Clio - Claude's Own Conscience

The Platformer:

Earlier this year, a group of accounts had begun asking the company’s chatbot, Claude, to generate text for search engine optimization — the art of getting a website to rank more highly in Google. There’s nothing necessarily wrong with a publisher trying to generate keywords to describe their site to Google. But these accounts, which worded their prompts carefully in an apparent effort to escape detection by Anthropic’s normal filters, appeared to be part of a coordinated effort.
The spammers might have gotten away with it — but then the network was spotted by Clio. An acronym for “Claude insights and observations,” Clio is an internal tool at Anthropic that uses machine learning to identify previously unknown threats, disrupt coordinated attempts to abuse the company’s systems, and generate insights about how Claude and the company’s artificial intelligence models are being used.

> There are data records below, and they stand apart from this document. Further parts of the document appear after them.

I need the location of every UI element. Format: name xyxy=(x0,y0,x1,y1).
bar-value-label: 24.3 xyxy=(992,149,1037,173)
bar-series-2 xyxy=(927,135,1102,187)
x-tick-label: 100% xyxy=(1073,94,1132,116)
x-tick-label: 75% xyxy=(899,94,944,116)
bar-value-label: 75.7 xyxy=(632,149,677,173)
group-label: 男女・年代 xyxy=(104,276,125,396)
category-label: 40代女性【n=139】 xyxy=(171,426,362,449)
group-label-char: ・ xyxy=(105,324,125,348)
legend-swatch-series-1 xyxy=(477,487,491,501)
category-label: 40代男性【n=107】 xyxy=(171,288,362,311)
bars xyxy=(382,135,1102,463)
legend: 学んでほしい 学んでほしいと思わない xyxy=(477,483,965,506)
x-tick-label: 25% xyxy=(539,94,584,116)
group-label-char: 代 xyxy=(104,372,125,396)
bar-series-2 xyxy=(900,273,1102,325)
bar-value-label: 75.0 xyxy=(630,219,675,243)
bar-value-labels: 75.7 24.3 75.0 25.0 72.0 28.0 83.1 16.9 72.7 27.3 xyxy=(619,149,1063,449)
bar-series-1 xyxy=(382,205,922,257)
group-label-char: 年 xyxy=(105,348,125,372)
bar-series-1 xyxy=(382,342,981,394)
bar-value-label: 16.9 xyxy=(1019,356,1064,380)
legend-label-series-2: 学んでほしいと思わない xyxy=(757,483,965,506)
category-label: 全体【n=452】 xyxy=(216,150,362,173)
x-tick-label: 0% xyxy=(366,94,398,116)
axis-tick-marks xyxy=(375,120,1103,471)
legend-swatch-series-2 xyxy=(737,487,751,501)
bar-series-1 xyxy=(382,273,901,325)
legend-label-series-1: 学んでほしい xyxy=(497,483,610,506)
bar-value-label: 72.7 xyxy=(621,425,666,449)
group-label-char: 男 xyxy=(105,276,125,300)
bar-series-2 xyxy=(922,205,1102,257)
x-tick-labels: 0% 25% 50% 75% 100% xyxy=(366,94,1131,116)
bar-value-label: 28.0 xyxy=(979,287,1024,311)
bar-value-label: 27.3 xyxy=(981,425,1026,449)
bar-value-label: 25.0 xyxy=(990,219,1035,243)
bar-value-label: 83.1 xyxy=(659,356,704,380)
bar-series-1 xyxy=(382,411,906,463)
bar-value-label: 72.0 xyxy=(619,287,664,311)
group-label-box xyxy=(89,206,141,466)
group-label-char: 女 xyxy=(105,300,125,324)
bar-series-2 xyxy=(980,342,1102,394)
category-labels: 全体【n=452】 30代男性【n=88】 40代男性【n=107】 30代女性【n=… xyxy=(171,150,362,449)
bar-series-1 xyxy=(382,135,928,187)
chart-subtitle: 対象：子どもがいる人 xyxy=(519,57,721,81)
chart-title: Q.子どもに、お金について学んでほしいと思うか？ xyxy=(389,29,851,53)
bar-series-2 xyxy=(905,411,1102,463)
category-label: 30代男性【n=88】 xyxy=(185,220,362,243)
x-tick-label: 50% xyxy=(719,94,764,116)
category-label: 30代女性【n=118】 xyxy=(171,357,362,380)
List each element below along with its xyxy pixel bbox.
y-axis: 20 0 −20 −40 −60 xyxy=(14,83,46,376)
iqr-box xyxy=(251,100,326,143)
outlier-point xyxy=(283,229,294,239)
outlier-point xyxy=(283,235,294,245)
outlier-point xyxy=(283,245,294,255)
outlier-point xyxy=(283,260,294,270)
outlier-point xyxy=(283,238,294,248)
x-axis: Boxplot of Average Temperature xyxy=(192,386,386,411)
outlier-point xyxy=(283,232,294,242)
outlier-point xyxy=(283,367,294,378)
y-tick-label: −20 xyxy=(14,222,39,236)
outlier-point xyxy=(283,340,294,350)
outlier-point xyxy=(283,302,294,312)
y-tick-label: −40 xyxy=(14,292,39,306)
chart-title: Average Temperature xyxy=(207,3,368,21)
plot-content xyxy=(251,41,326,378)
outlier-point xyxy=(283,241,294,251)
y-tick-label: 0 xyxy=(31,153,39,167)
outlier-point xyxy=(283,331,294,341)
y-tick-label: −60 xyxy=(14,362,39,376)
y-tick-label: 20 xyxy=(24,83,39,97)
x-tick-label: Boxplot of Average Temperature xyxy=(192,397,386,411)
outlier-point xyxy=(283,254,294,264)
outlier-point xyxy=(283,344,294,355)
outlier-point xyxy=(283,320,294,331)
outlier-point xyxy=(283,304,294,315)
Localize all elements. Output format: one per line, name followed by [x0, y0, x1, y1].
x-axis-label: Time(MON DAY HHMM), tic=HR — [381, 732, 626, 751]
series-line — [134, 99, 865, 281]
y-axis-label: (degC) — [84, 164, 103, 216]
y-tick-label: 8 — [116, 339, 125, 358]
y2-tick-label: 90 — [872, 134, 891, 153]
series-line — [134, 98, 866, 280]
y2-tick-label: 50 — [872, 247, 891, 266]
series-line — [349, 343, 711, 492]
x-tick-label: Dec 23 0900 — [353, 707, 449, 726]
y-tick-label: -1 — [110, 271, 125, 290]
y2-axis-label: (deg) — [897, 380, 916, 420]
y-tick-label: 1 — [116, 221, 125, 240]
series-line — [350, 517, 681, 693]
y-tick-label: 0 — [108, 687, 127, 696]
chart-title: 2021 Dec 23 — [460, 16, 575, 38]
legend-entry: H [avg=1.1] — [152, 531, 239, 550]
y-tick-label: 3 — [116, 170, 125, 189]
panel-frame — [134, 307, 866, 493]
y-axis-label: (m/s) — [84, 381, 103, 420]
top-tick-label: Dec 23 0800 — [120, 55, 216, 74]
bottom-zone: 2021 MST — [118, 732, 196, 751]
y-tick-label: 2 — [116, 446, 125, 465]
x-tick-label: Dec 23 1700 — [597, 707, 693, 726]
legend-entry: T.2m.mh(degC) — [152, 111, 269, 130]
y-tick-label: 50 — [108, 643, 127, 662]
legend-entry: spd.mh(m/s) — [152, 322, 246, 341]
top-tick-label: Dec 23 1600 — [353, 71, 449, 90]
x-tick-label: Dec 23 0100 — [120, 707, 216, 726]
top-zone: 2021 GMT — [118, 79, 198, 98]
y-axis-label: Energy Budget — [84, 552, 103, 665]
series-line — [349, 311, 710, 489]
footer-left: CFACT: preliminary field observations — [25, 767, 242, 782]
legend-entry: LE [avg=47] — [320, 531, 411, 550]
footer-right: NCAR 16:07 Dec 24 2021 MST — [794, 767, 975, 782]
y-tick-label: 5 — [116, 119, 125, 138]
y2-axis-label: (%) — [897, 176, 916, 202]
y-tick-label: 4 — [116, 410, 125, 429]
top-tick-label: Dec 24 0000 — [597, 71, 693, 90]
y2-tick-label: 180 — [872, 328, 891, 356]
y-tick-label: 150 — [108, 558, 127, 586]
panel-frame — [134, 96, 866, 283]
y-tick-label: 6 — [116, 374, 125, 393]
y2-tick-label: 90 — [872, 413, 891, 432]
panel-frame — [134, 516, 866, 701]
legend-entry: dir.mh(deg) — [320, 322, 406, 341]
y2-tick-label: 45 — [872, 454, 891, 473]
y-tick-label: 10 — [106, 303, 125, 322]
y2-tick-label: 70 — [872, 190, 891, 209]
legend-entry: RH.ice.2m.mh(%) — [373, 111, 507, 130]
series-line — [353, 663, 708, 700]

Anthropic invented something like an analytics tool for Claude, that also acts as a feedback tool. That is pretty close to what our conscience is doing for us.

How Clio works:

Under development for about six months, Clio works by analyzing what a conversation is about, and then clustering similar conversations around similar themes and topics. (Topics that are rarely discussed with Claude are omitted from the analysis, which offers an additional safeguard against accidentally making an individual user identifiable.)
Clio creates a title and summary for those clusters, and reviews it again to make sure personal information is not included. It then creates multi-level hierarchies for related topics — an education cluster might contain sub-clusters for the way teachers use Claude and the way students do, for example.
Analysts can then search the clusters, or explore Claude usage visually. Clio offers a visual interface similar to Obsidian’s graph view, linking clusters based on the frequency of discussion and how they may be related to each other.